Les réseaux sociaux sont considérés comme des médias à part entière sur lesquels les sites d’information doivent [devraient?] assurer leur présence. Ils permettent entre autres d’agréger des communautés autour du site, de rajeunir et de féminiser l’audience avec Facebook, d’assurer la présence du site [de la marque] dans le média d’information immédiate que constitue Twitter, etc. Les réseaux sociaux, s’ils sont bien utilisés, permettent aussi d’augmenter l’audience du « site mère »,
En première analyse, disons que « ce n’est pas gagné ».
1. Côté Facebook
La Manche Libre n’a pas encore créé de page Facebook. En 2011! D’autres visiblement n’y investissent pas, comme Le Télégramme (400 amis/fans), Le Progrès (600 amis/fans), La République du Centre (200 amis/fans), ou encore Le Journal du Centre (700 amis/fans). La barre des 10.000 amis/fans n’est franchie que par 3 sites: Sud Ouest (17.400), La Voix du Nord (25.600) et Le Parisien (69.600).
Le succès de La Voix du Nord s’explique pour une faible part par la multiplication des pages selon une logique thématique (emploi, sports, féminin, etc.) et locale (page Arras, Cambrai, etc.). Une faible part, car l’essentiel du succès de La Voix du Nord sur Facebook est assurée par la page du site qui compte à elle seule près de 19.000 amis/fans sur un total de 25.600. Cette stratégie de la « dispersion » sur Facebook, choisie aussi avec moins de succès par Ouest France, sera peut-être efficace sur le long terme, mais pour l’instant, il faut admettre que ces pages Facebook locales ou thématiques n’agrègent que de minuscules communautés.
2. Côté Twitter
Nous sommes au bord de la Bérézina : 7 sites [MÀJ du 18/02/2011] n’ont pas de compte Twitter (sur 23) en tout cas je ne les ai pas identifiés.

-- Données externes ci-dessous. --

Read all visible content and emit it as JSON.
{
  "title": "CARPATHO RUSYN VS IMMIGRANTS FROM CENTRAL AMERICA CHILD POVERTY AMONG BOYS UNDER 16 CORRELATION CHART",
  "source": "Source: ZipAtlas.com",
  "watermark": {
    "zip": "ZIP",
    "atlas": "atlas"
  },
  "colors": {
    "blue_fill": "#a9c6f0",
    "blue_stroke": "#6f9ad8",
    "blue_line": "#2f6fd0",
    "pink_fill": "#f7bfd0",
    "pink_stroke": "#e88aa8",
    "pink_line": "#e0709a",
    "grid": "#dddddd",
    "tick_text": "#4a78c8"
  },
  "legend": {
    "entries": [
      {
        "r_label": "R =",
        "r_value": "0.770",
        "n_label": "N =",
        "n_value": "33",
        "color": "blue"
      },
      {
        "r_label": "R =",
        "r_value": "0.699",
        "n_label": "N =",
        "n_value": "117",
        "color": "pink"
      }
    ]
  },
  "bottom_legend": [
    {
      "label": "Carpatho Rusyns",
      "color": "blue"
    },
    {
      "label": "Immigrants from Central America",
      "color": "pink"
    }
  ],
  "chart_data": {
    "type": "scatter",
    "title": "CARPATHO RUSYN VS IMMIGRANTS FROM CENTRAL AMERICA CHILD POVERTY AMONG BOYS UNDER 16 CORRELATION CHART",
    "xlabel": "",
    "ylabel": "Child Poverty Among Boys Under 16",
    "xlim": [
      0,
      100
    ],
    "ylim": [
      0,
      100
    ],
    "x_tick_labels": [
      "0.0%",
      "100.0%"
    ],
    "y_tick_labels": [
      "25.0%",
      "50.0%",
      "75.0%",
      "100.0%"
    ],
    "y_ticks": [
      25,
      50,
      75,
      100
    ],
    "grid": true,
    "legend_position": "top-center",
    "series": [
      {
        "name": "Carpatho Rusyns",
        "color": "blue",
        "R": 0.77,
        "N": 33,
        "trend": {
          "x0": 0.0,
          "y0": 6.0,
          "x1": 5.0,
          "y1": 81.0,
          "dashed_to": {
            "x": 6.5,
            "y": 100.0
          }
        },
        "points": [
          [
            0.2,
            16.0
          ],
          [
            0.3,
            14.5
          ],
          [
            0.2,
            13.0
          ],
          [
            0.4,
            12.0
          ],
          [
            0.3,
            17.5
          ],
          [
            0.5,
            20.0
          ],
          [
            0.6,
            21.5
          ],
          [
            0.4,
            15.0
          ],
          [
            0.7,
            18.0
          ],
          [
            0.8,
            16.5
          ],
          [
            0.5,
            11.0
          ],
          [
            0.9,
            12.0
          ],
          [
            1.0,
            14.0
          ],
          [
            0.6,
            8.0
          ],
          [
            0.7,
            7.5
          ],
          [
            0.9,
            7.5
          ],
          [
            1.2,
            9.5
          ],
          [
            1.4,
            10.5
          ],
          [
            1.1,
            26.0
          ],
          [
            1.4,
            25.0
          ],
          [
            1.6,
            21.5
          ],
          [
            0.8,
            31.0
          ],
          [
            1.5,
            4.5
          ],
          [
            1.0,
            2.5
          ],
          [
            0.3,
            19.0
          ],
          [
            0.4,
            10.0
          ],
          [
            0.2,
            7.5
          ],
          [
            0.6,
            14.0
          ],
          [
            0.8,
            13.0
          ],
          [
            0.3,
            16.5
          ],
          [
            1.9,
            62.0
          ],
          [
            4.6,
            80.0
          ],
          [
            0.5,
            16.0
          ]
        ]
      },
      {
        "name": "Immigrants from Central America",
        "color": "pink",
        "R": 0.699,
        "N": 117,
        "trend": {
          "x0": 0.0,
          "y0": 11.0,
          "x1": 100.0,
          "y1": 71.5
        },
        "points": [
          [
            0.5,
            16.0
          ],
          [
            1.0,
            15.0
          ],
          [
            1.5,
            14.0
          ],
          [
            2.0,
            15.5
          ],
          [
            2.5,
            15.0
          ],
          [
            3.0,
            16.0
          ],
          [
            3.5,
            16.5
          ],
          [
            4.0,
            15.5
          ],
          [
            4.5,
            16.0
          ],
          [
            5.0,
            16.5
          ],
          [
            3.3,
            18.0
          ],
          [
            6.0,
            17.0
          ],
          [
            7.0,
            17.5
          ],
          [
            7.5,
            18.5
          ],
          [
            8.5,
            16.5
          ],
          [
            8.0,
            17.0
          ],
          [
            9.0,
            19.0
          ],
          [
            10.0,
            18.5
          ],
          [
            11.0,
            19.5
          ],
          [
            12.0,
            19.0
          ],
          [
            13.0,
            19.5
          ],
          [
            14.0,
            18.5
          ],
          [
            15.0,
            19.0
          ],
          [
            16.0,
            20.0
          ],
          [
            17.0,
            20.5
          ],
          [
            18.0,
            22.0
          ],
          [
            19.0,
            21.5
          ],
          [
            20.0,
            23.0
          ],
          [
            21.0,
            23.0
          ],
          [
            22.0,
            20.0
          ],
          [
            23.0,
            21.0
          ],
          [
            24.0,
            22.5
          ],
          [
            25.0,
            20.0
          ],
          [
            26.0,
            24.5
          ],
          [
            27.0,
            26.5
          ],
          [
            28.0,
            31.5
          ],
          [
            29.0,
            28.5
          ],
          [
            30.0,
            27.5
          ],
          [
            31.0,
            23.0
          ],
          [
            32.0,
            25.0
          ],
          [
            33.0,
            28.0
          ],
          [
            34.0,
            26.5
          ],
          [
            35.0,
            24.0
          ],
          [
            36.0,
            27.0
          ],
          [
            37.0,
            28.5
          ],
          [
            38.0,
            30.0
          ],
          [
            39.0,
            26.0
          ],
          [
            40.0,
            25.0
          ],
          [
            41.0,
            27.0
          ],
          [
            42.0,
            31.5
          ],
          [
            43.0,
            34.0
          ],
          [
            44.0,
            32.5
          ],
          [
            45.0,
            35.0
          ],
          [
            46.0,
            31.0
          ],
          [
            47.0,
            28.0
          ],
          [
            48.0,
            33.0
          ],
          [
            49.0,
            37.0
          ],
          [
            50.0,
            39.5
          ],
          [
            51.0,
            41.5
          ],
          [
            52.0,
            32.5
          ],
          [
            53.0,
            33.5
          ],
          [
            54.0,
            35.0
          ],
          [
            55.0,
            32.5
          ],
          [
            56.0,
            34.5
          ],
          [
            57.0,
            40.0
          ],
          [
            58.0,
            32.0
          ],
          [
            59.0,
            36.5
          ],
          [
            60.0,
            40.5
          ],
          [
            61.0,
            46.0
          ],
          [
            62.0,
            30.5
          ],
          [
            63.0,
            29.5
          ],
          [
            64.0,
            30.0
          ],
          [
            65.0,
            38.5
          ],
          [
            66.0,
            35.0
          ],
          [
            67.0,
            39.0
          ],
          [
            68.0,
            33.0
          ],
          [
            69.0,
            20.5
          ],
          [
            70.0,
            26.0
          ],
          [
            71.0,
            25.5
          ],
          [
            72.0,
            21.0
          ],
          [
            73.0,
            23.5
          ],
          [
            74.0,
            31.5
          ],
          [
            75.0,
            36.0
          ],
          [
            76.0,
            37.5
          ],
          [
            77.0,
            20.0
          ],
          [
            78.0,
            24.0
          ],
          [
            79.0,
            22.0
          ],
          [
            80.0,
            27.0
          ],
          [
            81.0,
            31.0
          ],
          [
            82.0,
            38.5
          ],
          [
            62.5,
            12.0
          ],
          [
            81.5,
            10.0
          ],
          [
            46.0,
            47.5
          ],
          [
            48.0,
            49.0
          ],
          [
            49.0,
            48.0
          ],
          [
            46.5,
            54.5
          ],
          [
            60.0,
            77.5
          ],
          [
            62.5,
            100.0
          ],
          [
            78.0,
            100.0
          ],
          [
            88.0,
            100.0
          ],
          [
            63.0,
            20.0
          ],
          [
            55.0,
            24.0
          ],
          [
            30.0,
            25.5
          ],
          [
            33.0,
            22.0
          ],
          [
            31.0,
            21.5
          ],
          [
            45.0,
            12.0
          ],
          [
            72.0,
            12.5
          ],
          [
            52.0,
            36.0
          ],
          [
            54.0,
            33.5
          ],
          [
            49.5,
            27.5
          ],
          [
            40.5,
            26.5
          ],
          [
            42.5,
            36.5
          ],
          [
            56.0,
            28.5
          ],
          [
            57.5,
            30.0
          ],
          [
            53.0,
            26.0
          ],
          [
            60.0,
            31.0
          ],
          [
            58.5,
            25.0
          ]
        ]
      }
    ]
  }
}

La plupart ont un nombre de followers ridiculement faible, 1.200 pour Midi Libre, 1.800 pour les DNA, ou insatisfaisant: 5.800 pour Ouest France et Sud Ouest, c’est peu. Deux raisons expliquent cette mauvaise performance et en premier lieu la relativement faible pénétration de Twitter dans les régions. Mais la raison principale tient sans doute au fait que les fils Twitter de ces régionaux n’ont que peu d’intérêt, puisqu’ils ne font que reprendre les titres des articles au fur et à mesure de leur publication sur le site. Ce ne sont en fait que des flux RSS déguisés.
Les rédactions n’accordent pas assez d’attention à la gestion des commentaires
Pour terminer, un mot sur les commentaires en fin d’articles. Cela mériterait un post à lui seul. Nous en sommes encore au Moyen Age. Certains sites comme celui d’Ouest France n’acceptent pas les commentaires, d’autres comme celui de La Montagne les ont ouverts mais sans succès, car les commentaires y sont aussi rares qu’un cheveu sur le crâne d’un chauve. D’autres ont plus de réussite, comme Le Parisien, Sud Ouest, La Provence… mais la rédaction se garde bien d’intervenir dans les discussions des internautes. Résultat l’article et les commentaires qui le suivent ne sont pas « liés », les réponses s’enchaînent sans autre logique que la réaction au(x) commentaire(s) qui précèdent, etc. C’est d’autant plus dommage que la qualité d’un site tient autant aux informations qu’il produit qu’à la discussion qu’elles suscitent, et qu’une bonne qualité de « discussion » ne peut qu’améliorer la fréquentation d’un site. En n’accordant pas assez d’attention à la gestion des commentaires, les rédactions se tirent une balle dans le pied.